Cyclamën Animae n’était pas un chevalier. Cyclamën Animae n’avait aucun courage. Il se contenta de fixer ce qui restait d’homme à l’intérieur de la figure qui parlait, et il ne vit pas grand-chose. Il aurait bien voulu le toucher même, pour entendre la voix de ses souvenirs. Mais Goro Zumu ne valait pas la peine qu’on s’intéresse à lui. Il était humain par nécessité, et adorait son souvenir. Il était le Traumatisme. Quelque part, peut-être était-il jaloux d’Amorem. Feilen lui non plus ne se réjouissait pas de voir ainsi Amorem, contrairement à ce qu’on aurait pu penser. Etrangement, il en était venu à une sorte de possession de la haine pour l’Amour : comme si lui seul pouvait se permettre avoir le droit de la détester. C’était là son maigre empire, et l’idée qu’un autre puisse y mettre les pieds l’insupportait.
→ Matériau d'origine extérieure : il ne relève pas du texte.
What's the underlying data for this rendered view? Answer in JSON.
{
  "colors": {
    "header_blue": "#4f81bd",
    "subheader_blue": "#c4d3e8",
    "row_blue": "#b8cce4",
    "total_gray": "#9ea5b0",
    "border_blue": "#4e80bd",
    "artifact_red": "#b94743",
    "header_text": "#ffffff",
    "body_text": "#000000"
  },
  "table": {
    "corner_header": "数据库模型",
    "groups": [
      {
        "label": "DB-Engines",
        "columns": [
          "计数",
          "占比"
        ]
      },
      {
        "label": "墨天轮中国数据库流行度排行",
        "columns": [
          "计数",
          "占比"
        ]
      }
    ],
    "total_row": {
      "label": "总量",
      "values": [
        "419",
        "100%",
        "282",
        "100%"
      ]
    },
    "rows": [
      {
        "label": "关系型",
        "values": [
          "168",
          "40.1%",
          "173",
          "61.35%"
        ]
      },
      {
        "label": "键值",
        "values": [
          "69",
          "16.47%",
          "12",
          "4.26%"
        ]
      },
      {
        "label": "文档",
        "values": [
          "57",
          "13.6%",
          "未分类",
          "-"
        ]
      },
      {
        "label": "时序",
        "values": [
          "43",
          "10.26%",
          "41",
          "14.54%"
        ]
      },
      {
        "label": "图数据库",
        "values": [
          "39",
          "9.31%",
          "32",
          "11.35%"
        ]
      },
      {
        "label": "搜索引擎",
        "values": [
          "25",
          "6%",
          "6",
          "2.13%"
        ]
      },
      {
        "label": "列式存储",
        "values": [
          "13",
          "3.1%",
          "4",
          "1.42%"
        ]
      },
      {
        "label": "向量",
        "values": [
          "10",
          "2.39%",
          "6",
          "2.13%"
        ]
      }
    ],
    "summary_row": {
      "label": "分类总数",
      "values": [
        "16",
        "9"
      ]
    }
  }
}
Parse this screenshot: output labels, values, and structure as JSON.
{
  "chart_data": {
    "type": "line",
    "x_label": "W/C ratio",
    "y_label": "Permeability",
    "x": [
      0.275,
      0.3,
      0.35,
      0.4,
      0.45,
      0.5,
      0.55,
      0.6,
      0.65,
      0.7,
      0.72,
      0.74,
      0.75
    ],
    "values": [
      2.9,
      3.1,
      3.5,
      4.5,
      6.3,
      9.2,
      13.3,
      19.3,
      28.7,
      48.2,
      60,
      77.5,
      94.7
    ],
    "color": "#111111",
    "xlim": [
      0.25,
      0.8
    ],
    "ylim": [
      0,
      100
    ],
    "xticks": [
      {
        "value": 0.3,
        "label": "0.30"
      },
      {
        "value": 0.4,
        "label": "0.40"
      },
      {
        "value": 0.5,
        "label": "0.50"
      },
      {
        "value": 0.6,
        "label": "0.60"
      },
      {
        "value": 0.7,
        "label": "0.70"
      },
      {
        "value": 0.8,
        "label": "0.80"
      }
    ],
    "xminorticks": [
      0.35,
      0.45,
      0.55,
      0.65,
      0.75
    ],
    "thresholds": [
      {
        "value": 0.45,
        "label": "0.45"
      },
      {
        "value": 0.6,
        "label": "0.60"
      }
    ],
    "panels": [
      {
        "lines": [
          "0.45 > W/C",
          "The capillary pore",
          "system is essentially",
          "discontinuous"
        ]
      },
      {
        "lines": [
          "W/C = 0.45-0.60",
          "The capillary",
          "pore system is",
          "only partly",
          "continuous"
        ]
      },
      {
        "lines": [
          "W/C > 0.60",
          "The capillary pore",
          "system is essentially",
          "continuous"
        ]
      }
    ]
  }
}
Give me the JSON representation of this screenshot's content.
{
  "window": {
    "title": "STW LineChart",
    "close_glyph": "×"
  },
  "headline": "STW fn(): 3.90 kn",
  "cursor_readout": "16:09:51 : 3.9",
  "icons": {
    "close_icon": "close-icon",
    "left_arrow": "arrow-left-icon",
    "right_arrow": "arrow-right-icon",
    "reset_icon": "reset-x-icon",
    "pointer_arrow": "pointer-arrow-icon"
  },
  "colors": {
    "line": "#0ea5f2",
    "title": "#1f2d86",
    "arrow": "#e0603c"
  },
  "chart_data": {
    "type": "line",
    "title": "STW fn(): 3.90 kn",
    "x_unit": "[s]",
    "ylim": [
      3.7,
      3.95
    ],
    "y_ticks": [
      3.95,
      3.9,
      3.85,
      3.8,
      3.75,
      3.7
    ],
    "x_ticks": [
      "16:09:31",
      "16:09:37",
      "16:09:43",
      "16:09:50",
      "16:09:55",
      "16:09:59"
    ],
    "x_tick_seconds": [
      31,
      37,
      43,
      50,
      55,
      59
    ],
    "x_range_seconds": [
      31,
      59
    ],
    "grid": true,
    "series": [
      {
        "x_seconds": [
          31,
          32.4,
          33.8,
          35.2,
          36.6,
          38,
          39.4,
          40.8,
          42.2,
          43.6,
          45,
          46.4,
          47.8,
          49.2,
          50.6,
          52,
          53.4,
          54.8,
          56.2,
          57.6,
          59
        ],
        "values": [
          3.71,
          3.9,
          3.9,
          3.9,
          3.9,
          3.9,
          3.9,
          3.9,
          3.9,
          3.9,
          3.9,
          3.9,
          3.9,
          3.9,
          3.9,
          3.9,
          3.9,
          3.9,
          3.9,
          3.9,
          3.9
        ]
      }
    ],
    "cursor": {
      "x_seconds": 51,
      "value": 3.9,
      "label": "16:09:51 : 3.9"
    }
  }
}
Une unique larme quitta discrètement le coin de l’œil du Libraire. Une larme qui symbolisait l’impuissance et la lâcheté, une larme pour la jalousie et pour la haine. Une larme d’empathie, et une larme de pardon. Pardon de ne pas être là, pardon de ne pas avoir de courage. Dans sa main, plus que jamais, résonnait le bruit du tap-tap stressé. Le Soleil le brûlait surtout. Il était partout. Le Soleil au-dessus de leurs têtes qui les fixait, et qui, subtilement et inexorablement, semblait attiser le feu de leurs haines intestines. Le Soleil brûlant, mais pourtant froid. Le Soleil dans lequel se reflétait les larmes.